This is how Professor Jeff Morton—just “Morty” to those who know him—teaches students how to paint: He comes into the studio on time (which is not true for several members of the class). He wears low-top hiking shoes with paint spots on them, loose fitting ashe colored carpenter’s pants that reinforce his sturdy build, a knit sweater, and a soft felt cap perched far back on his head. To protect his clothes and carry his pencils and brushes, he wears a black apron smeared and spattered with streaks of paint. His gray-rimmed glasses accentuate his often knitted brow, and the gray and white stubble on his balding dome gives him, at times, a prickly demeanor. But his scowl is merely an externalization of deep thought, and quickly dissolves into a wry smile. His classes reflect his character—in addition to painting, a single class period might include a short discussion on the French postmodern philosopher Jean Baudrillard over freshly baked doughnuts coupled with the music of his favorite band, The War on Drugs. Morty makes sure that art at Covenant isn’t just about technique. It's about making something out of the world around us—out of the place in which we find ourselves.
Incidentally, place is the subject of the Christ and Culture lecture Morty delivers on a yearly basis. At first, it can be hard to see how this abstract concept fits in with all the other subjects that seem so critically timed to give students a framework for the issues of the day. President Halvorson speaks on the dangers of technology and the need for unmediated dialogue. Dr. Vos lectures on the objectification of women in corporate advertising. Professor Corbett expounds upon the decadence of the US consumer culture. But Morty talks about place. And he talks about art. By addressing the creation of and reactions to public sculpture, Morty is able to address the social, psychological, and even political implications of the spaces we study, live, and work in.
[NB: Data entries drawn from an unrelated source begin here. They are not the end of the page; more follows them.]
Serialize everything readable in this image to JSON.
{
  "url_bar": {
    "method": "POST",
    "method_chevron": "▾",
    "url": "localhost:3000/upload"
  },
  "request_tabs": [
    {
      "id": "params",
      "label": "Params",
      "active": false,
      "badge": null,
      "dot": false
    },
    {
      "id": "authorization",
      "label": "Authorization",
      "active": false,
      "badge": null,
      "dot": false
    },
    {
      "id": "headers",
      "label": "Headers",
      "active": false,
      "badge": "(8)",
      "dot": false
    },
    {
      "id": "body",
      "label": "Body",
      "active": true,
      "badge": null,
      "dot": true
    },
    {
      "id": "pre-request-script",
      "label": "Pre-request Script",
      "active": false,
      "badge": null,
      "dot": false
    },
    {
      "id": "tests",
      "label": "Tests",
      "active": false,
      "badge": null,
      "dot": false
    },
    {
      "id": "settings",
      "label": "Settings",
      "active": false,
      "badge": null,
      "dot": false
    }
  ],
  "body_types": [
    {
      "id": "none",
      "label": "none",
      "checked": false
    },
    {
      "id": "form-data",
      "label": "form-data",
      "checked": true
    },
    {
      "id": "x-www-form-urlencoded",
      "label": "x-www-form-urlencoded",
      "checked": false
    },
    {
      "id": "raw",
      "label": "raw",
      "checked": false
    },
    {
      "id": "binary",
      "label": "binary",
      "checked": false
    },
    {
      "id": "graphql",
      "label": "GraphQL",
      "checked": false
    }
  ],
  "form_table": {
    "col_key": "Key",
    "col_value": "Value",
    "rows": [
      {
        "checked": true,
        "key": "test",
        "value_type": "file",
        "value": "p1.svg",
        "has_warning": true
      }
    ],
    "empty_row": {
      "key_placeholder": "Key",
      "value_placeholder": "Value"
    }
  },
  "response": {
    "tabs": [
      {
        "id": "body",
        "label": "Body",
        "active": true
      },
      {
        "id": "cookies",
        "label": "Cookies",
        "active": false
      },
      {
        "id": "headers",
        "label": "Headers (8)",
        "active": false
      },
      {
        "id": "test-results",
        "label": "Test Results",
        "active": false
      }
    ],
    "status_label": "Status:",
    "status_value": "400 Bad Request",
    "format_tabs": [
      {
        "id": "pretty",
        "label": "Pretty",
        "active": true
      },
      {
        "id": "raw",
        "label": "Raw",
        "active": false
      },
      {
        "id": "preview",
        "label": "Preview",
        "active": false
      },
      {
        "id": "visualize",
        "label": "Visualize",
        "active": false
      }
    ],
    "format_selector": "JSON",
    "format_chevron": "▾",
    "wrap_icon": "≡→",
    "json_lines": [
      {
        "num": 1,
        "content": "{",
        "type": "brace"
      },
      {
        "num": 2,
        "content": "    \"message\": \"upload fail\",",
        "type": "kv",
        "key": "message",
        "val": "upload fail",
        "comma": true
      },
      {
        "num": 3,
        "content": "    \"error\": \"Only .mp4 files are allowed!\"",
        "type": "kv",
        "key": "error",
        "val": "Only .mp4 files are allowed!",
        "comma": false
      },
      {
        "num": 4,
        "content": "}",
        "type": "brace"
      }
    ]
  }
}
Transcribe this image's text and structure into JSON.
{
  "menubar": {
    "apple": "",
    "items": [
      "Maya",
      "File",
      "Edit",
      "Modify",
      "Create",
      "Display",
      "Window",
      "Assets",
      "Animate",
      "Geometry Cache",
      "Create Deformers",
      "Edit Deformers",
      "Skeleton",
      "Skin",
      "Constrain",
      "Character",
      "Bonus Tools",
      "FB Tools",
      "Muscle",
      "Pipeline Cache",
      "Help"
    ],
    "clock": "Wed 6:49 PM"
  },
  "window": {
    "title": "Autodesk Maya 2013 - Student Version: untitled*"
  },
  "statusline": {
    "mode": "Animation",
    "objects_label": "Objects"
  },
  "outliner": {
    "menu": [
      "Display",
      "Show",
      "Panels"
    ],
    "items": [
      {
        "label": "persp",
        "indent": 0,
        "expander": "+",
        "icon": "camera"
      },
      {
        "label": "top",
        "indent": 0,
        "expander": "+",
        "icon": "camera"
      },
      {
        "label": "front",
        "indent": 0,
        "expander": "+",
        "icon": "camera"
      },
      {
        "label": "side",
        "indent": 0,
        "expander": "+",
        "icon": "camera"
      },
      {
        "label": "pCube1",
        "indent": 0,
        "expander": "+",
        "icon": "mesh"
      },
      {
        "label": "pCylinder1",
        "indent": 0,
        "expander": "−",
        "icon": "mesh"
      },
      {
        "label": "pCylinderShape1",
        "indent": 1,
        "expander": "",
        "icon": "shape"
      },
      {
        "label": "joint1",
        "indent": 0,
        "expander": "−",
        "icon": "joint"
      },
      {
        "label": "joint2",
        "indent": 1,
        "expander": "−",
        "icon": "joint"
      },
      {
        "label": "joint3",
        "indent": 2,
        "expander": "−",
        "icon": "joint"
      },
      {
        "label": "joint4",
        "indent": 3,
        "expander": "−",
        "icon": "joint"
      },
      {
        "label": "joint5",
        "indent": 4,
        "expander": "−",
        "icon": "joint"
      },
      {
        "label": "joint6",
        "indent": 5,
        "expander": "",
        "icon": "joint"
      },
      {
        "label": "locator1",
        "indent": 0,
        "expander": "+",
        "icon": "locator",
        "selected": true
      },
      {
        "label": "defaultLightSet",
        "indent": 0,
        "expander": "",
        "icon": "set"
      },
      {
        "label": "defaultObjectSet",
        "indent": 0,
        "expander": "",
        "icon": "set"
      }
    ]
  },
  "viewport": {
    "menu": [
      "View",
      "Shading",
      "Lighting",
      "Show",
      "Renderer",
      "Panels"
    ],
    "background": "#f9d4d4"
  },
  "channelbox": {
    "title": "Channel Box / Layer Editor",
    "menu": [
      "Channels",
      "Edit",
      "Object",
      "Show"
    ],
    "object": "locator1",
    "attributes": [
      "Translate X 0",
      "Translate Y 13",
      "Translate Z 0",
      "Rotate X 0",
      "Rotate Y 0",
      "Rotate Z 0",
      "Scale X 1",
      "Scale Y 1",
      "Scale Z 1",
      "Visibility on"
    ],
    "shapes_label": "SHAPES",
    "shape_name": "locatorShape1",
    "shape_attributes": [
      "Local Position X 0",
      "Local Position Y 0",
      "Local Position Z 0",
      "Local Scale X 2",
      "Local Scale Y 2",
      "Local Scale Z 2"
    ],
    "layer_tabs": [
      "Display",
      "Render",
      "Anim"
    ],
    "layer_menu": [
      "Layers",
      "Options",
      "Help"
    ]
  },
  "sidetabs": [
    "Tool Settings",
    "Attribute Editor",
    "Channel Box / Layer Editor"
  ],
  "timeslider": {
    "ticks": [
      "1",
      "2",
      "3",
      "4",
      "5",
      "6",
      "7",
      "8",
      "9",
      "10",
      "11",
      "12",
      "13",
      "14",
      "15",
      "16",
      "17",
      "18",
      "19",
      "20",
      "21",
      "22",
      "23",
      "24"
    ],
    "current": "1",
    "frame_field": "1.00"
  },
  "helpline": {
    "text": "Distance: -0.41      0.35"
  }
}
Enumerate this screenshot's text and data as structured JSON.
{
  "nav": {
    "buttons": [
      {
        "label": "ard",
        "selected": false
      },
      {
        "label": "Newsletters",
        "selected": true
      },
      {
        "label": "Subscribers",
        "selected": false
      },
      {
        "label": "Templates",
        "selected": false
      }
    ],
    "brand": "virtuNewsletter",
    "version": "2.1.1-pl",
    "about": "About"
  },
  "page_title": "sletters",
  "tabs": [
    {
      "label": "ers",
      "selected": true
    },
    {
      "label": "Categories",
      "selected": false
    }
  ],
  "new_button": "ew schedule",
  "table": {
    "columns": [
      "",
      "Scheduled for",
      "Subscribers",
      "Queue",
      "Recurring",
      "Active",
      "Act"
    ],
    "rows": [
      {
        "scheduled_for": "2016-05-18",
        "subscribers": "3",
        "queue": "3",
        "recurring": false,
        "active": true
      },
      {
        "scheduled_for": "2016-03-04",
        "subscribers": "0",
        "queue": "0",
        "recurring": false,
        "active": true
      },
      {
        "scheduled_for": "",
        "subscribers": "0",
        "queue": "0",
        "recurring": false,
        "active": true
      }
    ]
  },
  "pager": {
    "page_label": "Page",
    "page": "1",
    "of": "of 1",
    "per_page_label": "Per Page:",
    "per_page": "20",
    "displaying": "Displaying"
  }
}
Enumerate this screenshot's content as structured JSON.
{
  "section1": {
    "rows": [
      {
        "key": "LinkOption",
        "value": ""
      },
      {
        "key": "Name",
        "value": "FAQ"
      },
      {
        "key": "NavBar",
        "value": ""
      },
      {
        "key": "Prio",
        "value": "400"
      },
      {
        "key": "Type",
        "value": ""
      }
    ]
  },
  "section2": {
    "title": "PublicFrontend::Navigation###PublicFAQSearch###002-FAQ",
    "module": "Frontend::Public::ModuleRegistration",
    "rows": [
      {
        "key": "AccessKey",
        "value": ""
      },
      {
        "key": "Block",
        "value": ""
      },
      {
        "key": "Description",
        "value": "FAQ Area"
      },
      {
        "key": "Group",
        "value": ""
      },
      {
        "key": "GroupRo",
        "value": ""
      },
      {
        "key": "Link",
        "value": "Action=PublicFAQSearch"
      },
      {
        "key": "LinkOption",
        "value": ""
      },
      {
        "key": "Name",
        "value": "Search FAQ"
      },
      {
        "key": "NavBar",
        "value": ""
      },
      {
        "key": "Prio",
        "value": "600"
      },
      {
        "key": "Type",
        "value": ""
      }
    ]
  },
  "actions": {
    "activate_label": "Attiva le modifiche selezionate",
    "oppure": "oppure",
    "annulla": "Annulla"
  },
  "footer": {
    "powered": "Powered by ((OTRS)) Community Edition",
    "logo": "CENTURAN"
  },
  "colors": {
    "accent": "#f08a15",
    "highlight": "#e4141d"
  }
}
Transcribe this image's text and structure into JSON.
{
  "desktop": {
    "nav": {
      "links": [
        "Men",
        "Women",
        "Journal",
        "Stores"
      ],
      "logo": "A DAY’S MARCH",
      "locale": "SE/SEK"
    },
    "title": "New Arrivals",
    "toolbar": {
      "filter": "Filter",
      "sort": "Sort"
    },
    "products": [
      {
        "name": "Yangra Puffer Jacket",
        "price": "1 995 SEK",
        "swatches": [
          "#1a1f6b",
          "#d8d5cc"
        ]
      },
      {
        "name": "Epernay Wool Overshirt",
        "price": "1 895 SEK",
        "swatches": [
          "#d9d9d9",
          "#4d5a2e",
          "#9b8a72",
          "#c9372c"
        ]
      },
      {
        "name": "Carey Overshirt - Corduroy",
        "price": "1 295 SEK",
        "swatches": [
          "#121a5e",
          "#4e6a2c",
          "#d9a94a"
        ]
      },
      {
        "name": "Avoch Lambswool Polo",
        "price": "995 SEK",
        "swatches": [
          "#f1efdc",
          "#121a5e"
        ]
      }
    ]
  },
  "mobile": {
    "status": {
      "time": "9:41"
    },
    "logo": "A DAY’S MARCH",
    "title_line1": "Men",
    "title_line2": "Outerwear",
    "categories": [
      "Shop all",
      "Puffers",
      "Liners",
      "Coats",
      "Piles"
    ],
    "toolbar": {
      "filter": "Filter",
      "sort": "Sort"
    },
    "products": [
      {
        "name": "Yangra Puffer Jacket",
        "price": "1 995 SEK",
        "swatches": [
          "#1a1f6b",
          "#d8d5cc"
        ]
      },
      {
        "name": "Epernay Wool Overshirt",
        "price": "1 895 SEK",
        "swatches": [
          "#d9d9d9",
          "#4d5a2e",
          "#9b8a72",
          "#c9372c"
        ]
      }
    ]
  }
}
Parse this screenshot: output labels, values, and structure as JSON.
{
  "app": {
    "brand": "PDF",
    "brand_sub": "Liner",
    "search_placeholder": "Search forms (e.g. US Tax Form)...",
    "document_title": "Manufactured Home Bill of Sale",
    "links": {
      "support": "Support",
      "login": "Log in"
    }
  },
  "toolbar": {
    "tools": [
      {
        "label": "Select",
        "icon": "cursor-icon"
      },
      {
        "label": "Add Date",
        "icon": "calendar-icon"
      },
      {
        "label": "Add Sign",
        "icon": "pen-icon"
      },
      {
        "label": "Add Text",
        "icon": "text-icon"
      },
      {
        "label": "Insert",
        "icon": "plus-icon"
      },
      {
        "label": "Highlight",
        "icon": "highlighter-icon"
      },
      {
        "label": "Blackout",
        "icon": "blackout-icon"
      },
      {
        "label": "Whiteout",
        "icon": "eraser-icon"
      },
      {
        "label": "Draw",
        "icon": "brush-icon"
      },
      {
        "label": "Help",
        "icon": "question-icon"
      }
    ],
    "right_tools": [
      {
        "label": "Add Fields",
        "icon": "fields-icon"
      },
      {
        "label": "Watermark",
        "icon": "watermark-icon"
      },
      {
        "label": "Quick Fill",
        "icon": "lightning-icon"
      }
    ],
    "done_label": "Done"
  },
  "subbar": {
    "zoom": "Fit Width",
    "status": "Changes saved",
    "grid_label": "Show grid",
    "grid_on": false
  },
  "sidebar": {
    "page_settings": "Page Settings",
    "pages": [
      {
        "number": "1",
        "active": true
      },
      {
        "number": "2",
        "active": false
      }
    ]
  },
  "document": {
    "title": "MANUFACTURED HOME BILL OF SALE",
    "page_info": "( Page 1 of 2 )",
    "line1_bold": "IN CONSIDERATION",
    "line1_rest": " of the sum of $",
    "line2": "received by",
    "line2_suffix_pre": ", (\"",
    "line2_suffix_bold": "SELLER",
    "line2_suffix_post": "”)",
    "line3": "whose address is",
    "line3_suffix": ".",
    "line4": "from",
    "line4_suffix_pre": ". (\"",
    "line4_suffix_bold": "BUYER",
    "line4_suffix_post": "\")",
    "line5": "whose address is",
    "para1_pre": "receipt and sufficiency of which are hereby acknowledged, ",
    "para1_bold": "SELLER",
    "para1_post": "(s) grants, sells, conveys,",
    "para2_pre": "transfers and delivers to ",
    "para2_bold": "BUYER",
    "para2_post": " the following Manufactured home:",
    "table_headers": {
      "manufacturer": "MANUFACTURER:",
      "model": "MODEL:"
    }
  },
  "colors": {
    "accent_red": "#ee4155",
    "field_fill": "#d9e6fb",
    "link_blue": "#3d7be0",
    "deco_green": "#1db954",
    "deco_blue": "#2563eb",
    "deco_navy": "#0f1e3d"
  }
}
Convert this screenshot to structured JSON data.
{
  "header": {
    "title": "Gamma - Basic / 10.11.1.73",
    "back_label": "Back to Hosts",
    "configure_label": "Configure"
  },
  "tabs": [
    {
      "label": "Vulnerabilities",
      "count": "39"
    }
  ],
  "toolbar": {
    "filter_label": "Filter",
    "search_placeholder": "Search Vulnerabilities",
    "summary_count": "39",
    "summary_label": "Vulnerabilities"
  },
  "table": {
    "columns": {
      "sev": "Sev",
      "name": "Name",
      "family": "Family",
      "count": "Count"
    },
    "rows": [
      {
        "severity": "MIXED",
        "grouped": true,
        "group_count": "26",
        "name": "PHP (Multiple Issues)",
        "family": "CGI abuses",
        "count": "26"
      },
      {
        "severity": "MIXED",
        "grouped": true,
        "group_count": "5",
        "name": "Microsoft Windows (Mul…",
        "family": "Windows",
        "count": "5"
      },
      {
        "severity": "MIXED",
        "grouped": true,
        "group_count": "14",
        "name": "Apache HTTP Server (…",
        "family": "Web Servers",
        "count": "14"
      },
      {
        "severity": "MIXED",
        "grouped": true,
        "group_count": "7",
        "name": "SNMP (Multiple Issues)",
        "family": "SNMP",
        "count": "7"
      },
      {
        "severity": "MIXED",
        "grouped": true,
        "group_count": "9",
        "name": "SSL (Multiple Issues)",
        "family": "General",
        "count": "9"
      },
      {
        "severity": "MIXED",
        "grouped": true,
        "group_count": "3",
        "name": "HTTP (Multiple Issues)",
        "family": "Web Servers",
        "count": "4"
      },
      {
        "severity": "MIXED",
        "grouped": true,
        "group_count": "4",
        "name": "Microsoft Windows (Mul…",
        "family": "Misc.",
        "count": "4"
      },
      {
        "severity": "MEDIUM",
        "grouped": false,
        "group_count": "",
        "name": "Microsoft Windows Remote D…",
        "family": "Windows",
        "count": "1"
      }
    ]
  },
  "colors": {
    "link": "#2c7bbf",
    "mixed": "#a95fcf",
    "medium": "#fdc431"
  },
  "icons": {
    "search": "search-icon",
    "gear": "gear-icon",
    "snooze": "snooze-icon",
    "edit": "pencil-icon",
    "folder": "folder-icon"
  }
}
Take our campus here on Lookout Mountain. In all of the advertising pamphlets and brochures, Covenant looks like paradise on earth. The sun is always shimmering lightly on the leaves and the grass always looks like golf course turf. Drones are used to capture the perfect aerial image of the campus layout. But going to school here doesn’t always feel like paradise.
During his lecture Morty references the work of Elizabeth Tubergen (‘08), whose art SIP included a video of a woman in a trench coat holding a black umbrella and wandering around in a circle in thick fog. The physical fog that so thickly envelopes the school mirrors the mental fog that can occur when one is presented with new ideas or conflicting information. The action of directionless wandering produces in the viewer the same anxiety faced by many seniors contemplating life after college. But in his lecture, Morty makes sure to draw attention back to the paradoxical combination of criticism and belief. “Our students look for forms of unity and coherence while living here,” he says. “They should not give up trying to find it, even though our attempts to create unity are at times filled with brokenness and disappointment.” Morty makes sure that sentiment is lived out in the art department through the creation of art.
Now back to our painting class. As soon as Morty has collected easel, canvas, paints and props, he checks to see if the class has reached “critical mass.” Then the demonstration begins. “Today we are going to be painting a still life,” he announces. He has already shown us how to stretch, gesso, and prime our canvases. He has us gather behind him as he stands in front of his easel contemplating a bowl of lemons casting a shadow on a red brick. Then he begins to mix his colors. First he mixes a daub of titanium white with with a bit of burnt umber and just a fleck of ultramarine. Then he dips his brush in a mason jar filled with a golden liquid and lathers it into his pigments. Now that he has added a mixture of linseed oil and mineral spirits to his paints, they take on the consistency of melted butter. He loads his brush with paint and turns to his canvas.
He begins by drawing the contour of the bowl and the lemons. He moves quickly and describes his choices as he goes. “Draw the entire lip of the bowl, even where it goes behind the lemons. You can always paint over it later, but for now you must make sure you understand the form.” As he constructs his underdrawing he accentuates the relationships between the lemons and the bowl, the bowl and the table, the table and the brick. In a matter of minutes he translates the still life objects onto his canvas. “At this point I’m not that worried about precision,” he instructs, “I can come back and redefine my objects as I add layers of color.” Over consecutive class periods he adds to his initial canvas showing how to layer complimentary colors to create volume and depth resulting in a tangible sense of atmosphere and light. The piece is never “finished” in a traditional academic sense, but it has a rough and ready immediacy about it that is inspiring.
These demonstration pieces offer a striking compliment to his meticulous painted canvases displayed in a recent month long show at the Creative Artist’s Guild in Dalton, GA. He refers to these as his “forever paintings” because he builds them up, layer upon detailed layer for weeks, sometimes months. These paintings of fields of kudzu are displayed along with detailed pencil sketches, large charcoal drawings of kudzu roots, and large pieces of raw canvas covered with the spray painted outline of kudzu leaves and vines. Besides showing a impressive range of skills, these pieces demonstrate Morty’s obsessive investigation of the place in which he lives, teaches, and thrives.